Jakarta, Aktual.com – Pakar hukum Lusiana Sanato menilai seseorang dengan status kewarganegaraan ganda akan memiliki permasalahan jika dilihat dari sisi hukum perdata sehingga sebaiknya diakomodasi secara selektif di Indonesia.

“Bila dikaji dari segi hukum perdata internasional kewarganegaraan ganda itu banyak sekali permasalahannya, seperti dalam hal status personal yang didasarkan pada asas nasionalitas, maka seseorang berarti harus tunduk pada ketentuan negara nasionalnya. Bila ada pertentangan antara hukum negara yang satu dengan yang lain, mana yang harus diikuti,” kata Lusiana, di Jakarta, Minggu (21/8).

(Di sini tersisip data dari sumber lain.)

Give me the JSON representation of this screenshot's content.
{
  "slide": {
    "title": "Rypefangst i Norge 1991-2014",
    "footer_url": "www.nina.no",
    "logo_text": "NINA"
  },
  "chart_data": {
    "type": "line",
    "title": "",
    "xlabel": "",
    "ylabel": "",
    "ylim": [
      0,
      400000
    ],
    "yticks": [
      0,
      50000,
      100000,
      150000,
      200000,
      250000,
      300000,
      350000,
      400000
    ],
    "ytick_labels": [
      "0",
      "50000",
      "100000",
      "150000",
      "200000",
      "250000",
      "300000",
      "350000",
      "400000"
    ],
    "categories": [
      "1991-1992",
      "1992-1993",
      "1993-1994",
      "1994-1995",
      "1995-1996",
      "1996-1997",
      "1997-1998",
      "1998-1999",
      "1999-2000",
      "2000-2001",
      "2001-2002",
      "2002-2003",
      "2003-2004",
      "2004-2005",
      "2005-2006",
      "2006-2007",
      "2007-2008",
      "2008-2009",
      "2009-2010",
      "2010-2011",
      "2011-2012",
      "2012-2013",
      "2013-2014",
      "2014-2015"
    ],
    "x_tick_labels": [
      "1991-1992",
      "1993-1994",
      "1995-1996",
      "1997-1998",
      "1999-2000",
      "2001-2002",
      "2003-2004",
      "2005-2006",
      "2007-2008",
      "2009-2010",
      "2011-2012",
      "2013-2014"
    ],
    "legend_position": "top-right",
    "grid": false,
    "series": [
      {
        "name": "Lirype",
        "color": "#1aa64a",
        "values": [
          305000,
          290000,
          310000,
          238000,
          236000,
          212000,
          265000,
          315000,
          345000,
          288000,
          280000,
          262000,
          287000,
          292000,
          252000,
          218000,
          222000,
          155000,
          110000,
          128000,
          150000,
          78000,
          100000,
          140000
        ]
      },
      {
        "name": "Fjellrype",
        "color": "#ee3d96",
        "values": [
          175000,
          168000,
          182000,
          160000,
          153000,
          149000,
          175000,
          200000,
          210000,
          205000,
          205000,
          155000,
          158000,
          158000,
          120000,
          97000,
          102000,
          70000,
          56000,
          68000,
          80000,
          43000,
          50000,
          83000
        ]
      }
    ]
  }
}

Kandidat doktor ilmu hukum dari Universitas Jayabaya itu mengatakan, kewarganegaraan ganda memang dapat memberikan manfaat perlindungan untuk warga negara Indonesia, khususnya terhadap anak-anak, dengan catatan jika diterapkan selektif.

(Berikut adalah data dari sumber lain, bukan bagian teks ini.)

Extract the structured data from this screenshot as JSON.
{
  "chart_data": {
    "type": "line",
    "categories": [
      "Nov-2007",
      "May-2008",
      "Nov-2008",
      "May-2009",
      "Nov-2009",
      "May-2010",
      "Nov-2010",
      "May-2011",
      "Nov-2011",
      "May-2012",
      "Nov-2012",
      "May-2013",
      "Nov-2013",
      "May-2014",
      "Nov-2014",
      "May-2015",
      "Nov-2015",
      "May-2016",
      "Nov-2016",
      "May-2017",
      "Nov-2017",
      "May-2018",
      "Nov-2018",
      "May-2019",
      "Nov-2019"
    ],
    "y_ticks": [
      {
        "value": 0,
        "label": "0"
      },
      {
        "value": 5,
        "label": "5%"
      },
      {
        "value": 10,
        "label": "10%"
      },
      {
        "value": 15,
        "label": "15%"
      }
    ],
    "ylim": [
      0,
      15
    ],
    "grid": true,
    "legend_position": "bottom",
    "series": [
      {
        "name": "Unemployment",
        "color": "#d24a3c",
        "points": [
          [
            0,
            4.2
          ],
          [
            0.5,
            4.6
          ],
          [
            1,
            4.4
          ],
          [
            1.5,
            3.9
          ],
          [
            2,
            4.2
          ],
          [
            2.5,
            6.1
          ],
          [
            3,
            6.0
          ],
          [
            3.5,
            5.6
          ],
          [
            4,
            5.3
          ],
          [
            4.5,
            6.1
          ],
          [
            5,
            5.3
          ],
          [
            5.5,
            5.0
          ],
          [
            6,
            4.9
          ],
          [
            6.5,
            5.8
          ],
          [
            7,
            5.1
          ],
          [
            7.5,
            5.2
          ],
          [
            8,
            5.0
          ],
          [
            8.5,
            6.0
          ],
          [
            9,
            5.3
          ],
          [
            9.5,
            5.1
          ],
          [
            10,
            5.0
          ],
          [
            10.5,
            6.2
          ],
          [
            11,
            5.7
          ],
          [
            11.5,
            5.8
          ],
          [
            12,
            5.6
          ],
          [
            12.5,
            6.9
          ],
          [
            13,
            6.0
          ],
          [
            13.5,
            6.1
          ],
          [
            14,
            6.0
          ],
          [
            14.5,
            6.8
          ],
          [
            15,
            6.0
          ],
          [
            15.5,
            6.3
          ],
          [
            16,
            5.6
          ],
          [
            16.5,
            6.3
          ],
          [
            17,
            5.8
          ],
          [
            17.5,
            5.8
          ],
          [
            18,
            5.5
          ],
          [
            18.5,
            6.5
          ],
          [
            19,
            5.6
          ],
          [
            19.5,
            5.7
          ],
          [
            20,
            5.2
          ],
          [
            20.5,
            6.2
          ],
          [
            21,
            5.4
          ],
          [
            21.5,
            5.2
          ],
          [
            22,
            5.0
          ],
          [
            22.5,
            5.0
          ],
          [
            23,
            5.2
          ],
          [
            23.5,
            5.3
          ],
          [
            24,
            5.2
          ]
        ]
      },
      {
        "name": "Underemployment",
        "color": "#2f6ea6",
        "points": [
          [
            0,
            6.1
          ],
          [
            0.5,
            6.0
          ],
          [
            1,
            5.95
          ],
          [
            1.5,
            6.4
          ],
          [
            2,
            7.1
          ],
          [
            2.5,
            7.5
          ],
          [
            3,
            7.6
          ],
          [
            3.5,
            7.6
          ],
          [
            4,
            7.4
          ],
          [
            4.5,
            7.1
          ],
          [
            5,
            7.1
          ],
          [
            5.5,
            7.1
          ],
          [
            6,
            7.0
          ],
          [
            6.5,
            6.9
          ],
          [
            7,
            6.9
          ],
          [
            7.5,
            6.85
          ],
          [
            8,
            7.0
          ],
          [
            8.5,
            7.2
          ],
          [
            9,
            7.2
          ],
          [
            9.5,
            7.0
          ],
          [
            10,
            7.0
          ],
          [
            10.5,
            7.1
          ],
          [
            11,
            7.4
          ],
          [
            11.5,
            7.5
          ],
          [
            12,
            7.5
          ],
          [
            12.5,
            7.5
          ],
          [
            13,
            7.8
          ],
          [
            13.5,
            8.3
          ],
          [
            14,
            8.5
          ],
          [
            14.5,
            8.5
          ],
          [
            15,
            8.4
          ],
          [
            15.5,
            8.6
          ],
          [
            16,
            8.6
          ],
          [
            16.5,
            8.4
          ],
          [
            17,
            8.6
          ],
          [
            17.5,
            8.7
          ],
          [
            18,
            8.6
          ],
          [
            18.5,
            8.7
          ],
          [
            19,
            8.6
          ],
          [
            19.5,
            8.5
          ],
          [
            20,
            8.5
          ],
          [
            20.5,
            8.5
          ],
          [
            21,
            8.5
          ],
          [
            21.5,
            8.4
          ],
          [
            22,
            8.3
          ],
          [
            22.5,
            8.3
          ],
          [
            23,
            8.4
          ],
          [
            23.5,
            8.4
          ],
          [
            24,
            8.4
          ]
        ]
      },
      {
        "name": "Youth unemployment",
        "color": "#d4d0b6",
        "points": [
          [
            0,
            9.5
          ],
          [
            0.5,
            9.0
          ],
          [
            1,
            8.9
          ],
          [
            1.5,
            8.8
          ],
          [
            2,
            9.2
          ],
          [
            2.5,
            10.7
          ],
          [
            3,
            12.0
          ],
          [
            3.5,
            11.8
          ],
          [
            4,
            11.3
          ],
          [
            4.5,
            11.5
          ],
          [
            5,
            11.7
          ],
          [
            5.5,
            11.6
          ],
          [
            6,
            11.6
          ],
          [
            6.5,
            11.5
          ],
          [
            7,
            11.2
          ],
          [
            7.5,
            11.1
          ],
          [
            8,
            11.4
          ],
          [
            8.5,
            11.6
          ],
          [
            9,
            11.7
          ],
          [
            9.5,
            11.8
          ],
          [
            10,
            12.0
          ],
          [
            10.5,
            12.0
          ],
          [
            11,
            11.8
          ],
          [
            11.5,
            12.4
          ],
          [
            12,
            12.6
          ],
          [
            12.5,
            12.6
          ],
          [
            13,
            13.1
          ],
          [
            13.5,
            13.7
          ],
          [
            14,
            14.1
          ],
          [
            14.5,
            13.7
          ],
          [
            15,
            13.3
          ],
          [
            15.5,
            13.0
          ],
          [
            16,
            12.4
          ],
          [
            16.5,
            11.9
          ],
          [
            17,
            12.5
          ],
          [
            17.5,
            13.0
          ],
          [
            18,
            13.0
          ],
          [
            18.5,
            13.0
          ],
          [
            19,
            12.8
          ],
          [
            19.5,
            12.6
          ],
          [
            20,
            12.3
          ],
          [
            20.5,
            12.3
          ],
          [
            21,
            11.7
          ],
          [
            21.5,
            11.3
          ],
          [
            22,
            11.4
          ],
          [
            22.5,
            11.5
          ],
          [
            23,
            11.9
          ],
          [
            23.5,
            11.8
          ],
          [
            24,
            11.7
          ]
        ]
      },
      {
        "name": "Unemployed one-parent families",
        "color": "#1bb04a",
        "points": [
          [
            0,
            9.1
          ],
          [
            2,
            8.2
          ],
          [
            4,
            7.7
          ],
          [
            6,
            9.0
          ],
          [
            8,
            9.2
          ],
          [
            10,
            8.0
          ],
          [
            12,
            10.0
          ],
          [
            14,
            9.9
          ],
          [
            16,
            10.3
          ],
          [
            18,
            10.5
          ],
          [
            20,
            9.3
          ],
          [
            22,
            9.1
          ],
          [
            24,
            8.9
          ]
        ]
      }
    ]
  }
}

Dia mencontohkan, peraturan kewarganegaraan ganda yang telah diatur dalam perundang-undangan Indonesia selama ini dengan kewarganegaraan ganda diperbolehkan bagi anak-anak yang lahir dari perkawinan campuran, hingga pada usia tertentu anak itu harus memilih salah satunya.

Sedangkan untuk kasus Archandra Tahar yang diberhentikan Presiden Jokowi dari posisi sebagai Menteri Energi dan Sumber Daya Mineral lantaran yang bersangkutan diduga memiliki kewarganegaraan ganda, menurut Lusiana hal itu sudah tepat.

Lusiana mengatakan seseorang pejabat publik yang mempunyai dua paspor akan bertentangan dengan pasal 23 poin h, UU No. 12 Tahun 2006 tentang Kewarganegaraan dan UU No. 39 Tahun 2007 tentang Kementerian Negara.

Dia berharap kasus Archandra tidak terulang kembali dan menjadi pelajaran dalam hal hukum tata negara di Indonesia.

“Harapan saya dalam kasus dwi kewarganegaraan agar seluruh rakyat Indonesia dapat menjaga kewibawaan negara dan institusinya,” ujar dia lagi.

Pakar hukum internasional dari Universitas Indonesia Hikmahanto Juwana sebelumnya menyatakan status dwi kewarganegaraan sebaiknya hanya diberikan kepada orang-orang yang memiliki kerumitan status kewarganegaraan, misalnya orang yang melakukan perkawinan campur atau beda negara, serta anak-anak Indonesia yang lahir di luar negeri.

Sedangkan untuk diaspora atau warga Indonesia yang telah menjadi warga negara asing, harus mengikuti prosedur perundang-undangan yang berlaku untuk mendapatkan kewarganegaraan Indonesianya kembali.

Menurut Hikmahanto, sesuai undang-undang, untuk mendapatkan kewarganegaraan Indonesia, seseorang harus bermukim selama lima tahun di Indonesia berturut-turut atau bermukim selama 10 tahun di Indonesia secara tidak berturut-turut, atau diberikan status kewarganegaraan Indonesia oleh pemerintah karena yang bersangkutan dianggap telah memiliki prestasi bagi Indonesia.

Hikmahanto juga sependapat bahwa legalitas kewarganegaraan ganda harus diterapkan secara selektif, sebab jika semua orang diperbolehkan memiliki kewarganegaraan ganda, Hikmahanto menilai akan banyak masalah terjadi di Indonesia.